Петр замахнулся вырезанной накануне палкой, но та впустую стукнула по ветке; за мгновение до удара родница спрыгнула на землю и стояла теперь совсем рядом, дразня взор безумно молодым обнаженным телом.
– Какой ты смешной! Ты уж что-нибудь одно выбери: или палку брось, или икону выкини!
Петр зарычал гневно, уже без слов, и, отшвырнув разом и дубинку, и святой образ, ринулся на родницу, целя скрюченными пальцами в тонкое горло. Он ожидал, что почувствует под рукой мокрое, холодное и склизкое, наподобие лягушачьего брюха, но тело родницы неожиданно оказалось теплым и живым до помрачения. Толчок сбил родницу с ног, Петр рухнул следом и, ничего уже не соображая, вместо того, чтобы сжать пальцы на девичьем горле, принялся стаскивать с себя мешающую одежду.

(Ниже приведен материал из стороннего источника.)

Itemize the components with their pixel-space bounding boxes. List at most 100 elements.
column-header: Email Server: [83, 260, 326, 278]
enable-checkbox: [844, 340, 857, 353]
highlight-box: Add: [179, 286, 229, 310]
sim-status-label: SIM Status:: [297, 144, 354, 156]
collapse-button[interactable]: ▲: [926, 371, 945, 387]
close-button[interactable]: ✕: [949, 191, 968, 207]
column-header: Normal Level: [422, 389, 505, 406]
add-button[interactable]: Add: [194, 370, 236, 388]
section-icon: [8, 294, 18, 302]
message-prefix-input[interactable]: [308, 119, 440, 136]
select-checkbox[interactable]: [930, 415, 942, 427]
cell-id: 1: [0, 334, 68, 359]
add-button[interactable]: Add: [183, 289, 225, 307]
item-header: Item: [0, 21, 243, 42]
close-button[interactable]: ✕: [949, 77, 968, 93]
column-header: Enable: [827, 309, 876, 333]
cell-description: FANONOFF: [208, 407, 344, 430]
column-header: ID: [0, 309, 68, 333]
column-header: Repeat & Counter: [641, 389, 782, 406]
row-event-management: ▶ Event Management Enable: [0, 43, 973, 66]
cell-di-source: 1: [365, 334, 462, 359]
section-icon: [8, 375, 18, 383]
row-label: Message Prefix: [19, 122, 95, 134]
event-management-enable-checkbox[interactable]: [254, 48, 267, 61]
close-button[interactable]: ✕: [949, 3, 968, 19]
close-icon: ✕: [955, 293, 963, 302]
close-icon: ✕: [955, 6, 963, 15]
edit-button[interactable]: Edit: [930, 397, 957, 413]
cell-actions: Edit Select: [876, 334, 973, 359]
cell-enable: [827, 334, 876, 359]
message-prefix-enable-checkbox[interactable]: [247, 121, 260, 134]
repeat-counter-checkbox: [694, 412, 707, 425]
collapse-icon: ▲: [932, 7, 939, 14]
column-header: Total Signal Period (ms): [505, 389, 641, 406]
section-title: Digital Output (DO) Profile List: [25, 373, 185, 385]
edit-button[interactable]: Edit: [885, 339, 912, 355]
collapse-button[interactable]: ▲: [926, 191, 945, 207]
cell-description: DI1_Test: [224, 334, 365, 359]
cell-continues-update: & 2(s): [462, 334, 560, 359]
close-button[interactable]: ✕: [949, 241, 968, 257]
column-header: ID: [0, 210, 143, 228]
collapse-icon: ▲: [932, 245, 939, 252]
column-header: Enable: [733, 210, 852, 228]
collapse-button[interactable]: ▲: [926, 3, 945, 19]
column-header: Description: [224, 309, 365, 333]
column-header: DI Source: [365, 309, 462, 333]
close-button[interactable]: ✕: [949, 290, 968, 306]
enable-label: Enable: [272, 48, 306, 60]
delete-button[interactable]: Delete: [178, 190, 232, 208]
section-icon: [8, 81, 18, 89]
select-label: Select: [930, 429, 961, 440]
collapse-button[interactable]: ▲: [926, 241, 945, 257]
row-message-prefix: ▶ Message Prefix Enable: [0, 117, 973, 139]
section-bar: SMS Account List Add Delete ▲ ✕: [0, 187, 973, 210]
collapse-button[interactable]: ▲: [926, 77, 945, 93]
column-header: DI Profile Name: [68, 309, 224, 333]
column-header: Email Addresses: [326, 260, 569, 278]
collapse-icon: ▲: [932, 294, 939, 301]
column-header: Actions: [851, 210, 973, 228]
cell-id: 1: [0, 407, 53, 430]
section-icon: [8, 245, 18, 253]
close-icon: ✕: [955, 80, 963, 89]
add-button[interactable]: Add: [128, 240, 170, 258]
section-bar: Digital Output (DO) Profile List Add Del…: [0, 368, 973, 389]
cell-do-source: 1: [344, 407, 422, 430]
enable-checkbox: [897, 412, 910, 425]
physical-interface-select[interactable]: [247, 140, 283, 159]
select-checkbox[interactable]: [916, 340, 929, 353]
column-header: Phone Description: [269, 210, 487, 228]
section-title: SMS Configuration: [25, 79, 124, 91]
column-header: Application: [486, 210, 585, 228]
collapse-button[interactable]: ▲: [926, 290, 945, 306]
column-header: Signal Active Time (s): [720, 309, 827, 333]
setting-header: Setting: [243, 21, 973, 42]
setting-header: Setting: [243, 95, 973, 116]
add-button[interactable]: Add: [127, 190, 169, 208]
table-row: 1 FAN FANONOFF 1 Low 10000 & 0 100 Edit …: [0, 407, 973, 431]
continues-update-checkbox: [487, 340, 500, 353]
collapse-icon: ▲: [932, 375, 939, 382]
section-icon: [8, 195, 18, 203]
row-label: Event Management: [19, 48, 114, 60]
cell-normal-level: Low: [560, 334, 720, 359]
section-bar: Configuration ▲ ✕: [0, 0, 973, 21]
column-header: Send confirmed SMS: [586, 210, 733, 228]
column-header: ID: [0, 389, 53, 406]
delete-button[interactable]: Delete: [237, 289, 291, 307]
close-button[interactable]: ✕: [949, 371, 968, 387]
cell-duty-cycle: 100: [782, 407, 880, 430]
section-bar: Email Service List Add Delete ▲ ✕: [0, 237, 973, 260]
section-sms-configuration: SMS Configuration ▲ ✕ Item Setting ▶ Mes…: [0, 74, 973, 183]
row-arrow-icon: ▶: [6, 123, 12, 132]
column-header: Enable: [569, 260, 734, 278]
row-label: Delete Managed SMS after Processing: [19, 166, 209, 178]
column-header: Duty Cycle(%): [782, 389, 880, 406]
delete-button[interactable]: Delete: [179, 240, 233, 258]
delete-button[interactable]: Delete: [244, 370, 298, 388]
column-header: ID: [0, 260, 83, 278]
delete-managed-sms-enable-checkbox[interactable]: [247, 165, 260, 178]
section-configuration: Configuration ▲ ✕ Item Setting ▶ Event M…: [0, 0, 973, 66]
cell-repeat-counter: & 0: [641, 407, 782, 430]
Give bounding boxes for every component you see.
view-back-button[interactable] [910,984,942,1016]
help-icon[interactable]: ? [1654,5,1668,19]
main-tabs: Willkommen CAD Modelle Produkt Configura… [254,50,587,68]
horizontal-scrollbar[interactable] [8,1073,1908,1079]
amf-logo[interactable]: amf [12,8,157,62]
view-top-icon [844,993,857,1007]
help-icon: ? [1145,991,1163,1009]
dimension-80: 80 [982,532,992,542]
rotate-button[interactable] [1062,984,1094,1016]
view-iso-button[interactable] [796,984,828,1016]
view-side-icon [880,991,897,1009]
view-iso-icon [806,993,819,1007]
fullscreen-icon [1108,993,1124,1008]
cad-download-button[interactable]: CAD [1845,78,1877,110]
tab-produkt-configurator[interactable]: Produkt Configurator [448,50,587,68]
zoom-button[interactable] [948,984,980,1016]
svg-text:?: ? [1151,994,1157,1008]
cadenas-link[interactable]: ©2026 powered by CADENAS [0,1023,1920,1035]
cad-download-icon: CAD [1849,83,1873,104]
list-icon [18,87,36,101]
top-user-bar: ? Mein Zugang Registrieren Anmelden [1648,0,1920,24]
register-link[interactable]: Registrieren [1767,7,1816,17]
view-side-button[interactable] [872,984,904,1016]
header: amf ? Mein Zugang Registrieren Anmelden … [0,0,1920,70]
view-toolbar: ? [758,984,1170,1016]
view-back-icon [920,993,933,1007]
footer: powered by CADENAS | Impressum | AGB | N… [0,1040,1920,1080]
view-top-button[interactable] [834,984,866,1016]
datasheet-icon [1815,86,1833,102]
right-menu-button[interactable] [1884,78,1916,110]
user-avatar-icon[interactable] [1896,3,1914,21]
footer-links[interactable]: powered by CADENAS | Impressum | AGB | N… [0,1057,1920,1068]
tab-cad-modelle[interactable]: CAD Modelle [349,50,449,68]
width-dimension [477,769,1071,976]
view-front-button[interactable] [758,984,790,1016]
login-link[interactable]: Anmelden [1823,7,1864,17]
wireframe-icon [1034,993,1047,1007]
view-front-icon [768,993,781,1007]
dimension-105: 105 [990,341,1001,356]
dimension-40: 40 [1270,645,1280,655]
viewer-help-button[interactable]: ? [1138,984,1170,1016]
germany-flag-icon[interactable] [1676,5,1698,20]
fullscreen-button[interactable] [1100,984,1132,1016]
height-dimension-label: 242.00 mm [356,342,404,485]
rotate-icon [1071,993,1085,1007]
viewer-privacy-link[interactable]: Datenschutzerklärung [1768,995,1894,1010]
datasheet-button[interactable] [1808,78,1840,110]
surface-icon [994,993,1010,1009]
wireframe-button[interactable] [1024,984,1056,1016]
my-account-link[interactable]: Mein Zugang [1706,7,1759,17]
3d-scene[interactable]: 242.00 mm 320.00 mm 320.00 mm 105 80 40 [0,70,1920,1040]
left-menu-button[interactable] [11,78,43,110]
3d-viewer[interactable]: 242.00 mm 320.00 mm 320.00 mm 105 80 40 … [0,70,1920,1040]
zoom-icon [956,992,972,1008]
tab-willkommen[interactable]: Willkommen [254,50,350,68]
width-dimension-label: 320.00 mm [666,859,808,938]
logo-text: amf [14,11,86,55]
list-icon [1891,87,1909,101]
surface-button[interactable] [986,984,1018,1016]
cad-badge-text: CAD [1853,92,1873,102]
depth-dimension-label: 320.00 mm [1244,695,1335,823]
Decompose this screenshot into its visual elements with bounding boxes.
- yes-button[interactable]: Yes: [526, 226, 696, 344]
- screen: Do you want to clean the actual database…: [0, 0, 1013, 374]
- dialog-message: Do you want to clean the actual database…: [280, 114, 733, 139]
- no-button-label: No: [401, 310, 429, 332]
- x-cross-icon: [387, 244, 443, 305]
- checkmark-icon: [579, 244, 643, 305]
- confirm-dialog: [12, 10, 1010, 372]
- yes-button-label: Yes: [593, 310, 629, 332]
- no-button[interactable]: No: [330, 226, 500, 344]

Июльские ночи не слишком темны, но кому глазеть вдалеке от человеческого жилья, куда только днем приходят люди за святой водой?
Белая фигурка поднялась с земли, склонилась над второй, черной, горбом выпирающей из земли. Погладила тонкой рукой, как до этого гладила искалеченные ивовые ветви.
– Вот оно как вышло. Ты не сердись, Петечка, но так тебе, наверно, лучше будет. Ты же сильный, настоящий мужчина, имя у тебя тоже подходящее, а в монахах ты бы пропал. Нрав у тебя тяжелый, да и сам ты не легок, – тихий смешок прервал речь, – так у меня тебе самое место. Полежишь тут годик-другой, я с души тебе черноту посмою, тогда ты сам поймешь, что все правильно вышло. А что ленточки срезал, это не беда, добрые люди новых навяжут. И дедушку моего, старый камень, расколол. Но это тоже не беда, ему давно пришла пора песком рассыпаться. Зато у меня теперь ты есть… Ты ведь на меня не в обиде? Камнем быть, конечно, скучно, а в избушке твоей много веселья было? Зато я тебе дочку рожу, красавицу. Время придет – пробьется дочурка на свет маленьким родничком, зажурчит земле и людям на радость. Слушай, давай назовем дочку Реченькой?
Сбудень
И какое ему дело до Вареньки? Таких девчонок пучок за пятачок дают. Платок у Вари белый, коса русая, нос вздернутый в конопушках. Глаза… и не вспомнить какие, тоже не было заботы Варькиными глазами любоваться. Вот голос – это да. Когда девки на Красную горку собирались песни орать, Варин голос поверх всех звенел.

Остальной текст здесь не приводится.